It was only a matter of seconds before Chicago stole the show. Having been introduced as a visionary and a master of lurid cinema, Michael Mann took the stage at the BAM Harvey Theater in Brooklyn earlier this month for the keynote of the career retrospective Heat and Vice, which launched on the Humboldt Park native’s 73rd birthday. (The series wrapped last week.) Asked off the top by moderator Bilge Ebiri why he became a filmmaker, Mann looked homeward. “I had a visual appreciation for scenes in Chicago,” he said. “A steel bridge on a rainy night, the spaces, the way snow fell on the prairie outside Chicago. But I didn’t put that together with film. I wasn’t doing anything with a visual medium. I was an English major caught in the anguish of not having any idea what I wanted to do with my life.” After a screening of G.W. Pabst’s The Joyless Street (1925) during a film-history course at the University of Wisconsin-Madison, he strolled down Bascom Hill. “It was a freezing, crystal-clear night—you could see every star in the sky—and it suddenly struck me: you’re going to make films. It’s one of the only two or three times in my life where I was assaulted with total knowingness. That was it, I was going to be a filmmaker.”

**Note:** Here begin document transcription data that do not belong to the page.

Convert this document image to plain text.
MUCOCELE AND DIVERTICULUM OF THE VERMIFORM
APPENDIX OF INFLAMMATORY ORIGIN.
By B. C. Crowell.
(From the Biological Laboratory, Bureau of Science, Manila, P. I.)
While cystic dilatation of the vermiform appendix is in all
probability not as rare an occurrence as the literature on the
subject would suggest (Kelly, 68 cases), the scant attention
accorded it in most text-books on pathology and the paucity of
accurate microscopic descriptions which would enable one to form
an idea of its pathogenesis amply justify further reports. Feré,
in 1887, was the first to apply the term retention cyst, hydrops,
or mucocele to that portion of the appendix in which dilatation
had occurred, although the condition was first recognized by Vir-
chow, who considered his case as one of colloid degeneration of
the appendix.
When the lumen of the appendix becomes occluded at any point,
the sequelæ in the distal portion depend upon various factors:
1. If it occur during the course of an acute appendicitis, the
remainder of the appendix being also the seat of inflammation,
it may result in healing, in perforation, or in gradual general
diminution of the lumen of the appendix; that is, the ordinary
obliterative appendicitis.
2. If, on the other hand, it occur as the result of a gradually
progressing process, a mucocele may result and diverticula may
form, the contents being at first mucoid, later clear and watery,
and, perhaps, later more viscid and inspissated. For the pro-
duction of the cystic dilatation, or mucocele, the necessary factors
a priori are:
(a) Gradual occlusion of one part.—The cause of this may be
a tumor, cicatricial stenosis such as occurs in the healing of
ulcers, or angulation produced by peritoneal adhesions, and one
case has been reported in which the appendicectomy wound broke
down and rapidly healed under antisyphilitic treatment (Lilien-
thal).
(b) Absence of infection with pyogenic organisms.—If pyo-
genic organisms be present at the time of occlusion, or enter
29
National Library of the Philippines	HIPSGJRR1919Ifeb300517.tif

As Mann explained to a full house in Brooklyn, he saw his hometown with fresh eyes after returning to Chicago from film school in London in the late 1960s. To grapple with the changes then taking place in American society, he made the documentary 17 Days Down the Line. “It was a road trip from Chicago to LA, through what was happening in America in 1970, with myself and a friend from Chicago who had been a Newsweek journalist.” (Though the film remains largely unseen, Mann noted that riot footage he filmed in Albuquerque can be glimpsed in his 2001 film Ali.)

Mann’s trademark meticulousness was in high gear throughout the Heat and Vice series, particularly in the planning stages. Reached by phone, Schawn Belston, head of archival and restoration work for 20th Century Fox—whom Mann first connected with while restoring The Last of the Mohicans in the 90s—detailed the process. Mann’s own vault prints were exhumed. A new cut of his most recent film, Blackhat, was prepared and customized exclusively for the retrospective. Belston himself was dispatched to Brooklyn to personally inspect the projectors and monitor light levels. “Michael is demanding about exactly how he wants everything to be,” he said.